However, this was but a preliminary “strafing attack,” the name the admiral had coined for diving tactics. One day Wagner walked into the admiral’s cabin, his face as long as the Saratoga’s flight deck. Waving a letter in his hand he sank down in his seat at the mess table and announced, with a wry grin, “They’re shanghaiing me to Guam!” At first we thought he was simply using the slang phrase, but it turned out to be literally true.
“And as for you,” he added, nodding to me with a sudden grin that always signaled the triumph of his humor, “you’re headed for Coco Solo.”
Coco Solo, the big new base on the Atlantic side of the Canal, would have been most acceptable as a command following a full three years’ sea cruise, but I had been but a year afloat and was already on the short side of sea duty. The assignment, had it been carried out, would have been a sentence to oblivion. Admiral Reeves later saw that it wasn’t. For when the new Commander in Chief, Battle Fleet, who relieved Admiral Pratt, proved to be Adm. Louis M. Nulton, a friend of Admiral Reeves, the latter promptly dispatched a letter to Admiral Nulton suggesting that he ask for me as his Aide for Aviation on the Battle Fleet Staff. This assignment put me one notch above the Aircraft Squadrons, whose new commander was announced as Admiral Butler, with Ken Whiting in my job as Chief of Staff. And since Admiral Nulton was known as a man for detail, the Aircraft Squadrons Staff saw that they would need a friend on high if they were to retain the freedom of action Admiral Pratt had always given Admiral Reeves.
Meanwhile, it was a gloomy outfit that received Admiral Pratt on the Big Sara for the cruise home. The admiral had just been selected for the highest naval command, Chief of Naval Operations, in Washington. En route north he brought up the problem of the “home yard” for the Lexington. Norfolk was the Lexington’s home yard. Admiral Pratt, proposed to return her to the Atlantic in order to balance the work load—in other words keep the yard workmen employed.
Wagner and I took issue with him and I must have pressed too hard on the need for keeping the squadrons together for training, for Admiral Pratt turned on me in some annoyance and barked, “You always see the ultimate objective and want to take it on the first assault. You’ve got to learn to take minor objectives one at a time, and to hold them till the big one falls in your lap. Otherwise,” he added, shaking a finger in my face, “you’ll never get anywhere in this man’s Navy.”

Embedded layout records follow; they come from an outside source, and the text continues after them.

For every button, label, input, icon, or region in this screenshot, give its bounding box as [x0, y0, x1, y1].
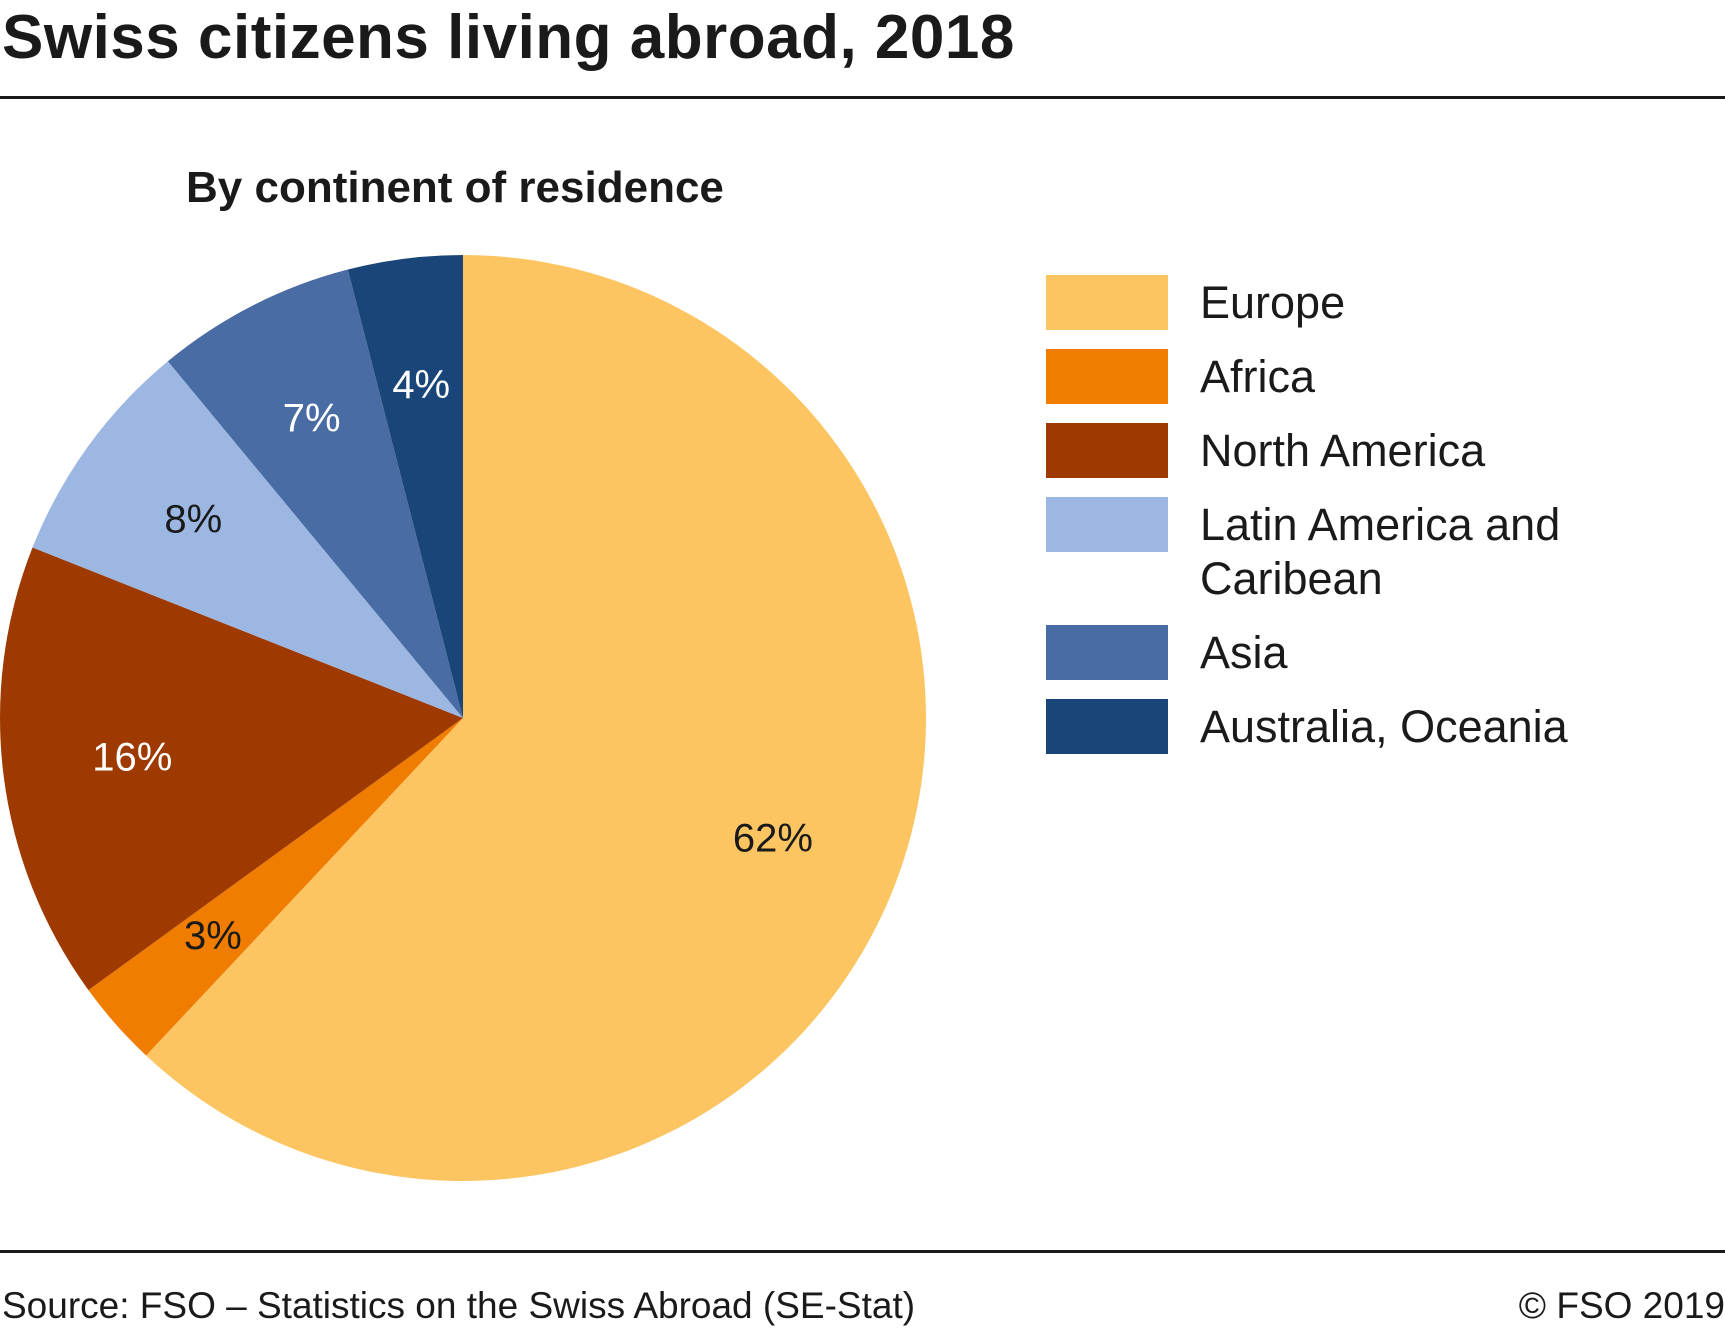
legend-item: Asia [1046, 625, 1660, 680]
pie-slice-africa [88, 718, 463, 1056]
legend-label: Asia [1200, 627, 1288, 678]
legend-label: Africa [1200, 351, 1316, 402]
pie-slice-latin-america-and-caribean [32, 361, 463, 718]
legend-swatch [1046, 497, 1168, 552]
pie-slice-australia-oceania [347, 255, 463, 718]
legend-item: North America [1046, 423, 1660, 478]
slice-label: 7% [283, 397, 341, 441]
top-divider [0, 96, 1725, 99]
chart-title: Swiss citizens living abroad, 2018 [2, 3, 1015, 72]
pie-slice-europe [146, 255, 927, 1182]
pie-slice-asia [167, 269, 464, 718]
bottom-divider [0, 1250, 1725, 1253]
slice-label: 4% [392, 363, 450, 407]
copyright-note: © FSO 2019 [1518, 1285, 1725, 1326]
pie-slice-north-america [0, 547, 463, 991]
legend-label: Australia, Oceania [1200, 701, 1568, 752]
legend-swatch [1046, 275, 1168, 330]
legend-swatch [1046, 699, 1168, 754]
slice-label: 16% [92, 735, 172, 779]
legend-item: Australia, Oceania [1046, 699, 1660, 754]
legend: Europe Africa North America Latin America a… [1046, 275, 1660, 773]
legend-item: Latin America and Caribean [1046, 497, 1660, 606]
legend-swatch [1046, 423, 1168, 478]
pie-chart: 62% 3% 16% 8% 7% 4% [0, 255, 927, 1182]
slice-label: 3% [184, 914, 242, 958]
legend-label: Europe [1200, 277, 1346, 328]
slice-label: 8% [164, 498, 222, 542]
legend-label: North America [1200, 425, 1486, 476]
legend-label: Latin America and Caribean [1200, 499, 1561, 604]
legend-swatch [1046, 625, 1168, 680]
legend-item: Europe [1046, 275, 1660, 330]
legend-swatch [1046, 349, 1168, 404]
source-note: Source: FSO – Statistics on the Swiss Ab… [2, 1285, 916, 1326]
legend-item: Africa [1046, 349, 1660, 404]
chart-subtitle: By continent of residence [186, 163, 724, 212]
slice-label: 62% [733, 816, 813, 860]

Shortly after we arrived in San Diego, and even before the admiral’s relief had reported, Bull Reeves was detached from his command. The day he shoved off, all his squadron commanders and staff accompanied him to the Santa Fe railway station. Overhead FLEET AIR paraded for him in a last formation flight. The Old Man put up a cheerful front until Harry Bogusch shook his hand.
“Admiral,” said Harry, “we used to hate your guts for making us fly those tight formations, but that night off Panama we blessed you for the air discipline you had forced on us.” With that, two big tears welled up in Bull Reeves’s eyes and ran down his nose onto his gray whiskers.
After Admiral Nulton had hoisted his flag on the fleet flagship California, I found myself once again on a battleship. Time was when I would have thrilled at the thought. Now it left me numb. To have served with two great leaders in succession and to have lived through the creative period of naval aviation ashore and afloat and then go back to battle wagons cheerfully was too much to expect. I couldn’t get into the spirit of it.
When later the California spent the summer at the navy yard in Bremerton, Washington, I was completely cut off from aircraft operations except by correspondence. Admiral Nulton and his battle fleet staff tried hard to absorb some of the new ideas, but it was too much to expect them to think and act intuitively, along lines that crisscrossed every preconceived idea.
The end of the summer found us back behind the breakwater at San Pedro, when one day a message came that Fred Rentschler and Bill Boeing had flown down from Seattle in their Ford Trimotor and were at the Los Angeles Biltmore where they would like me to have dinner with them. I knew from the newspapers and from letters that great things had been going on in the aircraft industry. Not only had some of the companies made money on operations, but some of the leaders had become rich as a result of the increased values of their stocks. This was the beginning of the end of that mad period of speculation in which all sorts of mergers and consolidations had prompted the public to get into the market and make a killing. In the aircraft industry, Curtiss and Wright had led off with a merger that had brought together two of the greatest names in aviation and had put two of the biggest operations under the same tent.